Perhaps there is one key log entry I can look for? Something like [GroupCoordinator ####]: Assignment received from leader for group X
? But there are several of these messages as well.
More Details
Currently we use Chef automation for stateful boxes and Kubernetes for our container versions - all with a number of TCP port health checks on startup of when the ports are available, move onto the next node.
However, we've seen nodes ready their port - well before they are done catching up or moving partitions around. This is a problem because when we have Replica factor set to 3, and say 3 nodes in a row are restarted, those partitions could be lost if data is being received during the time. Or other partials such as only 1 out of the 3 replicas being available, so that node starts replicating onto other nodes - while the others come back up (the timing of this seems completely random as some partitions are used far more than others). Or a multitude of other conditions that kept it from being healthy, such as java exceptions of not talking to Zk, SSL certs expires, Fetcher issues, etc.
For example, today I am monitoring the logs for when all 50+ ReplicaFetcherThreads have shutdown before moving onto the next node.
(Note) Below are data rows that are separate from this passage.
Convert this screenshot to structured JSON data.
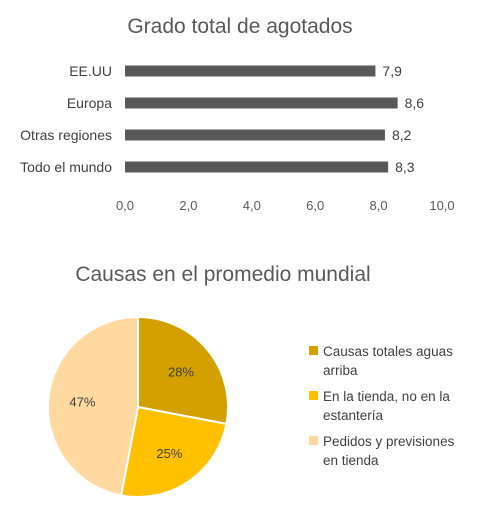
{
  "chart_data": [
    {
      "type": "bar",
      "orientation": "horizontal",
      "title": "Grado total de agotados",
      "categories": [
        "EE.UU",
        "Europa",
        "Otras regiones",
        "Todo el mundo"
      ],
      "values": [
        7.9,
        8.6,
        8.2,
        8.3
      ],
      "value_labels": [
        "7,9",
        "8,6",
        "8,2",
        "8,3"
      ],
      "xlim": [
        0,
        10
      ],
      "ticks": [
        "0,0",
        "2,0",
        "4,0",
        "6,0",
        "8,0",
        "10,0"
      ],
      "colors": {
        "bar": "#595959"
      },
      "grid": false
    },
    {
      "type": "pie",
      "title": "Causas en el promedio mundial",
      "slices": [
        {
          "label": "Causas totales aguas arriba",
          "legend_lines": [
            "Causas totales aguas",
            "arriba"
          ],
          "value": 28,
          "display": "28%",
          "color": "#D4A000"
        },
        {
          "label": "En la tienda, no en la estantería",
          "legend_lines": [
            "En la tienda, no en la",
            "estantería"
          ],
          "value": 25,
          "display": "25%",
          "color": "#FFC000"
        },
        {
          "label": "Pedidos y previsiones en tienda",
          "legend_lines": [
            "Pedidos y previsiones",
            "en tienda"
          ],
          "value": 47,
          "display": "47%",
          "color": "#FFD9A0"
        }
      ],
      "legend_position": "right"
    }
  ]
}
In this one pop, that timing is about 2-5 minutes. However, in another pop that can take up to 20 minutes!
Configuration
We run various configurations but most have these type of settings (with various tuning):
controlled.shutdown.enable=true
controlled.shutdown.max.retries=3
controlled.shutdown.retry.backup.ms=5000
default.replication.factor=3
group.max.session.timeout.ms=60000
group.min.session.timeout.ms=10000
num.partitions=5
num.replica.fetchers=4
session.timeout.ms=30000
Kafka 0.10.2.1 for now as it's difficult to update with the number of servers and subscribers we have (over 200+ across 1/2 dozen PoPs). However, if someone can show that newer versions have some type of Health or Status endpoints or way to query for the server's health and call caught up with all partitions, we'll make the effort to upgrade to that version.
External Tools?
We also run Kafka Manager as well as Burrow in most pops. Perhaps those have an API I can query those for the complete health state of a particular node?
Bonus: Monitor Under-Replication of Topics
Perhaps also check for topics/partitions that are under-replicated using these tools? And if the threshold falls too low, pause until the replica count comes back up before continuing with the rolling restarts.